余計なお世話、お節介、自己満足、あかりの性格は時々そんな風に評価される。十回の「ありがとう」を貰っても、一回の否定で自信は簡単に崩れ落ちる。良かれ、と思ったことを行動に移すのに躊躇いが生まれようになったのはいつからだったか。ほっておこう、勝手にすればいい、私には関係ない、と心の中で唱えるのだが、それでもやっぱり、目に入ってくる事柄を見過ごすことは出来ないのだった。そして最後にはお決まりの「お節介」に至る。我ながら不器用だと情けなくなることもあった。あかりはそっとベッドに頭をつける。真っ白なシーツが目にまぶしく、そっと瞼を閉じた。
ふ、と気がつくと、あかりは自宅の神社の境内に立っていた。目の前には怯えた顔の鈴子が居る。
「すず、あれ、なんで?」
鈴子はあかりの方を向いているのに、目の焦点はあかりの体を通過して、離れた場所を見ているようだった。それに気がついたあかりは何気なく振り返る。
「え?」
東成高校の女子の夏服。頭にはバケツという奇妙な風体の少女が立っていた。おいでおいでと手招きをしている。やがて、すっと一歩だけ近づいてきた。
「えっと、あの、ちょっと、待って」
あかりが困惑しながら後ずさると、ふいにその少女は姿を消した。
「うえ!?」
慌てて鈴子に視線を戻すと、転げるように石段を下っている。
「ちょ、すず! 待って!」
叫ぶと同時に、がば! と跳ね起きた。どうやら、保健室のベッドに突っ伏して寝てしまっていたらしい。キーンコーンというチャイムの音が、一時間目の終わりを告げていた。
「寝ちゃったのか……今の、夢?」
あ、と慌てて鈴子を見ると、穏やかな顔で眠っている。そよそよと気持ちのいい風がカーテンを揺らして、外から鳥の鳴く声が聞こえた。あかりは、うーん、と伸びをして、はー、と息を吐いた。カラカラと静かに引き戸を開ける音が聞こえて、立ち上がってカーテンを捲る。
「あら、どうしたの?」
大量の書類を抱えた白衣の保健医が立っていた。あかりは駆け寄って書類を受け取り、机に積むのを手伝いながら、鈴子の様子を話した。寝不足ではさすがにまずいので、適当に理由を作る。
「貧血かしらねえ。どうもありがとう」
「いえ。じゃあ、あたしは失礼します。鈴子をお願いします」
ぺこりを頭を下げ、教室に戻ろうとあかりは扉に向かった。引き手に手を伸ばすと、触らないうちに自動ドアのように扉が開いた。
「うわっ」
と思わず声が出る。扉の前には奥村が立っていた。
「なんだ、先生か」
奥村が「なんだはないなあ」と言いながら保健室に入ってくる。鈴子の様子が気になったのだろう。高校ともなれば、生徒と必要以上に関わらない担任が多くなるのだが、この少し過保護なところも、奥村の人気の理由なのかもしれない。あかりは通り過ぎる奥村の為に場所を開けながら振り返った。
「お世話になります」
奥村は保健医に向かって丁寧に頭を下げている。
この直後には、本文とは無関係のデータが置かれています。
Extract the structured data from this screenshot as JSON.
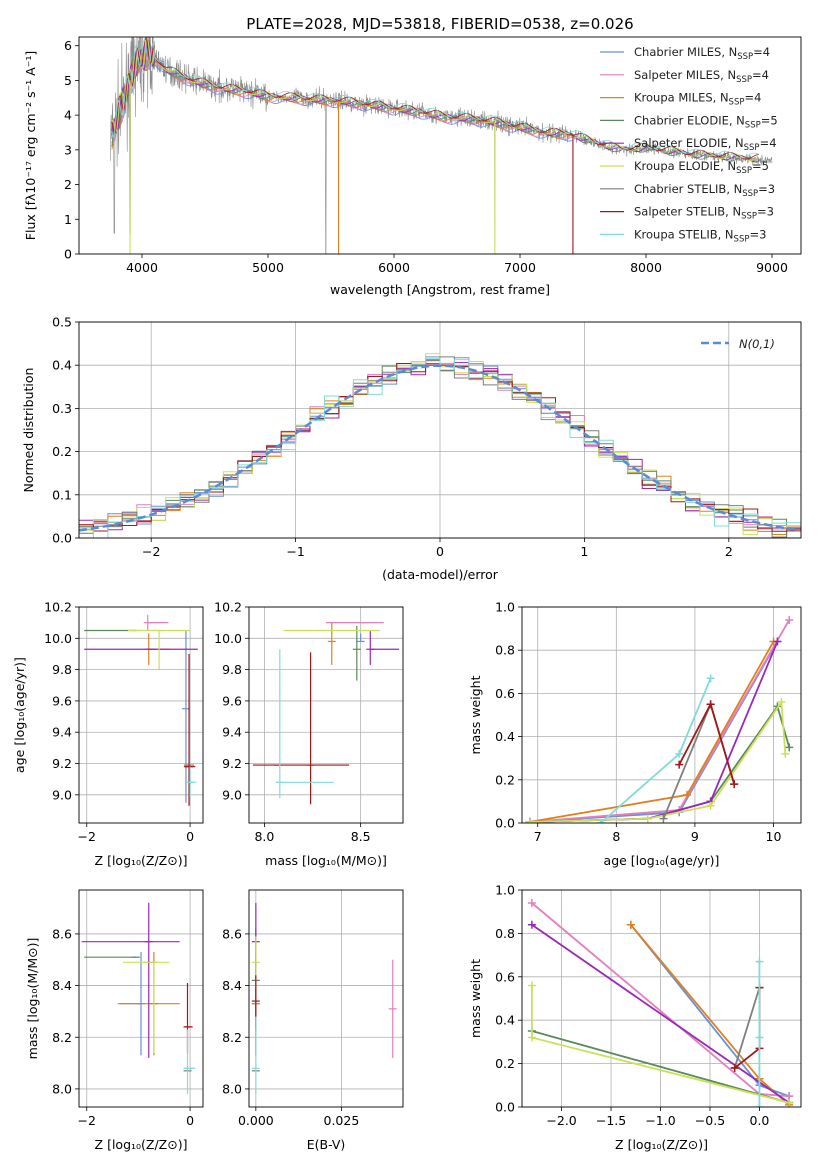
{
  "colors": {
    "Chabrier MILES": "#6b8fd8",
    "Salpeter MILES": "#e47fbd",
    "Kroupa MILES": "#e0801e",
    "Chabrier ELODIE": "#5a8a5a",
    "Salpeter ELODIE": "#9a28b8",
    "Kroupa ELODIE": "#cbe05a",
    "Chabrier STELIB": "#7f7f7f",
    "Salpeter STELIB": "#a01818",
    "Kroupa STELIB": "#80dcd8"
  },
  "chart_data": [
    {
      "type": "line",
      "id": "spectrum",
      "title": "PLATE=2028, MJD=53818, FIBERID=0538, z=0.026",
      "xlabel": "wavelength [Angstrom, rest frame]",
      "ylabel": "Flux [fλ10⁻¹⁷ erg cm⁻² s⁻¹ A⁻¹]",
      "xlim": [
        3500,
        9230
      ],
      "ylim": [
        0,
        6.25
      ],
      "xticks": [
        4000,
        5000,
        6000,
        7000,
        8000,
        9000
      ],
      "yticks": [
        0,
        1,
        2,
        3,
        4,
        5,
        6
      ],
      "continuum": [
        [
          3750,
          3.3
        ],
        [
          3850,
          4.4
        ],
        [
          3950,
          5.5
        ],
        [
          4050,
          5.8
        ],
        [
          4200,
          5.3
        ],
        [
          4400,
          5.0
        ],
        [
          4600,
          4.8
        ],
        [
          4800,
          4.7
        ],
        [
          5000,
          4.55
        ],
        [
          5200,
          4.5
        ],
        [
          5400,
          4.45
        ],
        [
          5600,
          4.4
        ],
        [
          5800,
          4.3
        ],
        [
          6000,
          4.2
        ],
        [
          6200,
          4.1
        ],
        [
          6400,
          3.95
        ],
        [
          6600,
          3.9
        ],
        [
          6800,
          3.8
        ],
        [
          7000,
          3.65
        ],
        [
          7200,
          3.5
        ],
        [
          7400,
          3.45
        ],
        [
          7600,
          3.2
        ],
        [
          7800,
          3.0
        ],
        [
          8000,
          3.05
        ],
        [
          8200,
          2.95
        ],
        [
          8400,
          2.85
        ],
        [
          8600,
          2.8
        ],
        [
          8800,
          2.75
        ],
        [
          9000,
          2.7
        ]
      ],
      "legend": [
        {
          "name": "Chabrier MILES, N",
          "sub": "SSP",
          "tail": "=4"
        },
        {
          "name": "Salpeter MILES, N",
          "sub": "SSP",
          "tail": "=4"
        },
        {
          "name": "Kroupa MILES, N",
          "sub": "SSP",
          "tail": "=4"
        },
        {
          "name": "Chabrier ELODIE, N",
          "sub": "SSP",
          "tail": "=5"
        },
        {
          "name": "Salpeter ELODIE, N",
          "sub": "SSP",
          "tail": "=4"
        },
        {
          "name": "Kroupa ELODIE, N",
          "sub": "SSP",
          "tail": "=5"
        },
        {
          "name": "Chabrier STELIB, N",
          "sub": "SSP",
          "tail": "=3"
        },
        {
          "name": "Salpeter STELIB, N",
          "sub": "SSP",
          "tail": "=3"
        },
        {
          "name": "Kroupa STELIB, N",
          "sub": "SSP",
          "tail": "=3"
        }
      ],
      "legend_placement": "upper right"
    },
    {
      "type": "step",
      "id": "residuals",
      "xlabel": "(data-model)/error",
      "ylabel": "Normed distribution",
      "xlim": [
        -2.5,
        2.5
      ],
      "ylim": [
        0,
        0.5
      ],
      "xticks": [
        -2,
        -1,
        0,
        1,
        2
      ],
      "yticks": [
        0.0,
        0.1,
        0.2,
        0.3,
        0.4,
        0.5
      ],
      "grid": true,
      "legend_label": "N(0,1)",
      "legend_placement": "upper right"
    },
    {
      "type": "errorbar",
      "id": "age_vs_Z",
      "xlabel": "Z [log₁₀(Z/Z⊙)]",
      "ylabel": "age  [log₁₀(age/yr)]",
      "xlim": [
        -2.15,
        0.25
      ],
      "ylim": [
        8.82,
        10.2
      ],
      "xticks": [
        -2,
        0
      ],
      "yticks": [
        9.0,
        9.2,
        9.4,
        9.6,
        9.8,
        10.0,
        10.2
      ],
      "grid": true,
      "points": [
        {
          "model": "Chabrier MILES",
          "x": -0.08,
          "xerr": [
            0.0,
            0.0
          ],
          "y": 9.55,
          "yerr": [
            0.6,
            0.5
          ]
        },
        {
          "model": "Salpeter MILES",
          "x": -0.82,
          "xerr": [
            0.0,
            0.4
          ],
          "y": 10.1,
          "yerr": [
            0.05,
            0.05
          ]
        },
        {
          "model": "Kroupa MILES",
          "x": -0.8,
          "xerr": [
            0.0,
            0.4
          ],
          "y": 9.93,
          "yerr": [
            0.1,
            0.1
          ]
        },
        {
          "model": "Chabrier ELODIE",
          "x": -1.05,
          "xerr": [
            1.0,
            0.0
          ],
          "y": 10.05,
          "yerr": [
            0.0,
            0.0
          ]
        },
        {
          "model": "Salpeter ELODIE",
          "x": -0.75,
          "xerr": [
            1.3,
            0.9
          ],
          "y": 9.93,
          "yerr": [
            0.0,
            0.0
          ]
        },
        {
          "model": "Kroupa ELODIE",
          "x": -0.6,
          "xerr": [
            0.6,
            0.6
          ],
          "y": 10.05,
          "yerr": [
            0.25,
            0.0
          ]
        },
        {
          "model": "Chabrier STELIB",
          "x": 0.0,
          "xerr": [
            0.12,
            0.0
          ],
          "y": 9.19,
          "yerr": [
            0.0,
            0.0
          ]
        },
        {
          "model": "Salpeter STELIB",
          "x": -0.02,
          "xerr": [
            0.1,
            0.12
          ],
          "y": 9.18,
          "yerr": [
            0.25,
            0.72
          ]
        },
        {
          "model": "Kroupa STELIB",
          "x": 0.0,
          "xerr": [
            0.0,
            0.12
          ],
          "y": 9.08,
          "yerr": [
            0.1,
            0.1
          ]
        }
      ]
    },
    {
      "type": "errorbar",
      "id": "age_vs_mass",
      "xlabel": "mass [log₁₀(M/M⊙)]",
      "xlim": [
        7.92,
        8.72
      ],
      "ylim": [
        8.82,
        10.2
      ],
      "xticks": [
        8.0,
        8.5
      ],
      "yticks": [
        9.0,
        9.2,
        9.4,
        9.6,
        9.8,
        10.0,
        10.2
      ],
      "grid": true,
      "points": [
        {
          "model": "Chabrier MILES",
          "x": 8.5,
          "xerr": [
            0.0,
            0.0
          ],
          "y": 9.98,
          "yerr": [
            0.0,
            0.05
          ]
        },
        {
          "model": "Salpeter MILES",
          "x": 8.52,
          "xerr": [
            0.2,
            0.1
          ],
          "y": 10.1,
          "yerr": [
            0.0,
            0.0
          ]
        },
        {
          "model": "Kroupa MILES",
          "x": 8.35,
          "xerr": [
            0.0,
            0.0
          ],
          "y": 9.98,
          "yerr": [
            0.15,
            0.12
          ]
        },
        {
          "model": "Chabrier ELODIE",
          "x": 8.48,
          "xerr": [
            0.0,
            0.0
          ],
          "y": 9.93,
          "yerr": [
            0.2,
            0.15
          ]
        },
        {
          "model": "Salpeter ELODIE",
          "x": 8.55,
          "xerr": [
            0.0,
            0.15
          ],
          "y": 9.93,
          "yerr": [
            0.1,
            0.12
          ]
        },
        {
          "model": "Kroupa ELODIE",
          "x": 8.3,
          "xerr": [
            0.2,
            0.3
          ],
          "y": 10.05,
          "yerr": [
            0.0,
            0.0
          ]
        },
        {
          "model": "Chabrier STELIB",
          "x": 8.07,
          "xerr": [
            0.0,
            0.0
          ],
          "y": 9.19,
          "yerr": [
            0.0,
            0.0
          ]
        },
        {
          "model": "Salpeter STELIB",
          "x": 8.24,
          "xerr": [
            0.3,
            0.2
          ],
          "y": 9.19,
          "yerr": [
            0.25,
            0.72
          ]
        },
        {
          "model": "Kroupa STELIB",
          "x": 8.08,
          "xerr": [
            0.0,
            0.28
          ],
          "y": 9.08,
          "yerr": [
            0.1,
            0.85
          ]
        }
      ]
    },
    {
      "type": "line",
      "id": "weight_vs_age",
      "xlabel": "age  [log₁₀(age/yr)]",
      "ylabel": "mass weight",
      "xlim": [
        6.8,
        10.35
      ],
      "ylim": [
        0,
        1.0
      ],
      "xticks": [
        7,
        8,
        9,
        10
      ],
      "yticks": [
        0.0,
        0.2,
        0.4,
        0.6,
        0.8,
        1.0
      ],
      "grid": true,
      "series": [
        {
          "name": "Chabrier MILES",
          "x": [
            6.9,
            8.8,
            10.05
          ],
          "y": [
            0.005,
            0.05,
            0.84
          ]
        },
        {
          "name": "Salpeter MILES",
          "x": [
            6.9,
            8.8,
            10.2
          ],
          "y": [
            0.005,
            0.06,
            0.94
          ]
        },
        {
          "name": "Kroupa MILES",
          "x": [
            6.9,
            8.9,
            10.0
          ],
          "y": [
            0.005,
            0.13,
            0.84
          ]
        },
        {
          "name": "Chabrier ELODIE",
          "x": [
            6.9,
            8.4,
            9.2,
            10.05,
            10.2
          ],
          "y": [
            0.005,
            0.02,
            0.1,
            0.54,
            0.35
          ]
        },
        {
          "name": "Salpeter ELODIE",
          "x": [
            6.9,
            8.4,
            9.2,
            10.05
          ],
          "y": [
            0.005,
            0.02,
            0.1,
            0.84
          ]
        },
        {
          "name": "Kroupa ELODIE",
          "x": [
            6.9,
            8.4,
            9.2,
            10.1,
            10.15
          ],
          "y": [
            0.005,
            0.02,
            0.08,
            0.56,
            0.32
          ]
        },
        {
          "name": "Chabrier STELIB",
          "x": [
            8.6,
            9.2,
            9.5
          ],
          "y": [
            0.02,
            0.55,
            0.18
          ]
        },
        {
          "name": "Salpeter STELIB",
          "x": [
            8.8,
            9.2,
            9.5
          ],
          "y": [
            0.27,
            0.55,
            0.18
          ]
        },
        {
          "name": "Kroupa STELIB",
          "x": [
            7.8,
            8.8,
            9.2
          ],
          "y": [
            0.0,
            0.32,
            0.67
          ]
        }
      ]
    },
    {
      "type": "errorbar",
      "id": "mass_vs_Z",
      "xlabel": "Z [log₁₀(Z/Z⊙)]",
      "ylabel": "mass [log₁₀(M/M⊙)]",
      "xlim": [
        -2.15,
        0.25
      ],
      "ylim": [
        7.93,
        8.77
      ],
      "xticks": [
        -2,
        0
      ],
      "yticks": [
        8.0,
        8.2,
        8.4,
        8.6
      ],
      "grid": true,
      "points": [
        {
          "model": "Chabrier MILES",
          "x": -0.95,
          "xerr": [
            0.4,
            0.0
          ],
          "y": 8.33,
          "yerr": [
            0.2,
            0.2
          ]
        },
        {
          "model": "Salpeter MILES",
          "x": -0.82,
          "xerr": [
            0.0,
            0.15
          ],
          "y": 8.49,
          "yerr": [
            0.0,
            0.0
          ]
        },
        {
          "model": "Kroupa MILES",
          "x": -0.7,
          "xerr": [
            0.7,
            0.5
          ],
          "y": 8.33,
          "yerr": [
            0.2,
            0.2
          ]
        },
        {
          "model": "Chabrier ELODIE",
          "x": -1.05,
          "xerr": [
            1.0,
            0.0
          ],
          "y": 8.51,
          "yerr": [
            0.0,
            0.0
          ]
        },
        {
          "model": "Salpeter ELODIE",
          "x": -0.8,
          "xerr": [
            1.3,
            0.6
          ],
          "y": 8.57,
          "yerr": [
            0.45,
            0.15
          ]
        },
        {
          "model": "Kroupa ELODIE",
          "x": -0.7,
          "xerr": [
            0.6,
            0.3
          ],
          "y": 8.49,
          "yerr": [
            0.35,
            0.0
          ]
        },
        {
          "model": "Chabrier STELIB",
          "x": -0.05,
          "xerr": [
            0.0,
            0.0
          ],
          "y": 8.07,
          "yerr": [
            0.0,
            0.0
          ]
        },
        {
          "model": "Salpeter STELIB",
          "x": -0.05,
          "xerr": [
            0.05,
            0.1
          ],
          "y": 8.24,
          "yerr": [
            0.1,
            0.17
          ]
        },
        {
          "model": "Kroupa STELIB",
          "x": -0.05,
          "xerr": [
            0.05,
            0.15
          ],
          "y": 8.08,
          "yerr": [
            0.1,
            0.15
          ]
        }
      ]
    },
    {
      "type": "errorbar",
      "id": "mass_vs_EBV",
      "xlabel": "E(B-V)",
      "xlim": [
        -0.002,
        0.043
      ],
      "ylim": [
        7.93,
        8.77
      ],
      "xticks": [
        0.0,
        0.025
      ],
      "yticks": [
        8.0,
        8.2,
        8.4,
        8.6
      ],
      "grid": true,
      "points": [
        {
          "model": "Chabrier MILES",
          "x": 0.0,
          "y": 8.33,
          "yerr": [
            0.2,
            0.2
          ]
        },
        {
          "model": "Salpeter MILES",
          "x": 0.04,
          "y": 8.31,
          "yerr": [
            0.19,
            0.19
          ]
        },
        {
          "model": "Kroupa MILES",
          "x": 0.0,
          "y": 8.33,
          "yerr": [
            0.2,
            0.2
          ]
        },
        {
          "model": "Chabrier ELODIE",
          "x": 0.0,
          "y": 8.42,
          "yerr": [
            0.2,
            0.2
          ]
        },
        {
          "model": "Salpeter ELODIE",
          "x": 0.0,
          "y": 8.57,
          "yerr": [
            0.15,
            0.15
          ]
        },
        {
          "model": "Kroupa ELODIE",
          "x": 0.0,
          "y": 8.49,
          "yerr": [
            0.1,
            0.1
          ]
        },
        {
          "model": "Chabrier STELIB",
          "x": 0.0,
          "y": 8.07,
          "yerr": [
            0.0,
            0.0
          ]
        },
        {
          "model": "Salpeter STELIB",
          "x": 0.0,
          "y": 8.34,
          "yerr": [
            0.1,
            0.1
          ]
        },
        {
          "model": "Kroupa STELIB",
          "x": 0.0,
          "y": 8.08,
          "yerr": [
            0.1,
            0.2
          ]
        }
      ]
    },
    {
      "type": "line",
      "id": "weight_vs_Z",
      "xlabel": "Z [log₁₀(Z/Z⊙)]",
      "ylabel": "mass weight",
      "xlim": [
        -2.4,
        0.42
      ],
      "ylim": [
        0,
        1.0
      ],
      "xticks": [
        -2.0,
        -1.5,
        -1.0,
        -0.5,
        0.0
      ],
      "yticks": [
        0.0,
        0.2,
        0.4,
        0.6,
        0.8,
        1.0
      ],
      "grid": true,
      "series": [
        {
          "name": "Chabrier MILES",
          "x": [
            -1.3,
            0.0,
            0.3
          ],
          "y": [
            0.84,
            0.1,
            0.05
          ]
        },
        {
          "name": "Salpeter MILES",
          "x": [
            -2.3,
            0.0,
            0.3
          ],
          "y": [
            0.94,
            0.06,
            0.05
          ]
        },
        {
          "name": "Kroupa MILES",
          "x": [
            -1.3,
            0.0,
            0.3
          ],
          "y": [
            0.84,
            0.13,
            0.01
          ]
        },
        {
          "name": "Chabrier ELODIE",
          "x": [
            -2.3,
            0.3
          ],
          "y": [
            0.35,
            0.02
          ]
        },
        {
          "name": "Salpeter ELODIE",
          "x": [
            -2.3,
            0.3
          ],
          "y": [
            0.84,
            0.02
          ]
        },
        {
          "name": "Kroupa ELODIE",
          "x": [
            -2.3,
            -2.3,
            0.3
          ],
          "y": [
            0.56,
            0.32,
            0.02
          ]
        },
        {
          "name": "Chabrier STELIB",
          "x": [
            -0.25,
            0.0
          ],
          "y": [
            0.18,
            0.55
          ]
        },
        {
          "name": "Salpeter STELIB",
          "x": [
            -0.25,
            0.0,
            0.0
          ],
          "y": [
            0.18,
            0.27,
            0.55
          ]
        },
        {
          "name": "Kroupa STELIB",
          "x": [
            0.0,
            0.0,
            0.0
          ],
          "y": [
            0.0,
            0.32,
            0.67
          ]
        }
      ]
    }
  ]
}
いいえー、と言葉だけで返事をして、保健医は書類へ向かっていた。身体測定の時期で忙しいらしい。
「秋月さんもご苦労様でした。橋本奈々さんが頑張っていましたよ」
二人居る橋本を区別する為に名前まで呼んで、奥村は微笑んだ。あかりと同じ班なのは奈々なのだから、わざわざそうする必要もないのに、まどろっこしい。教室での演説も、もっともだと思う反面、少し芝居がかっているように感じる。鈴子をはじめ、一組には奥村信者が多いから口には出さないが、あかりは奥村が少し苦手だった。
「そうですか、良かった。じゃあ、失礼します」
あかりは急いで保健室を後にした。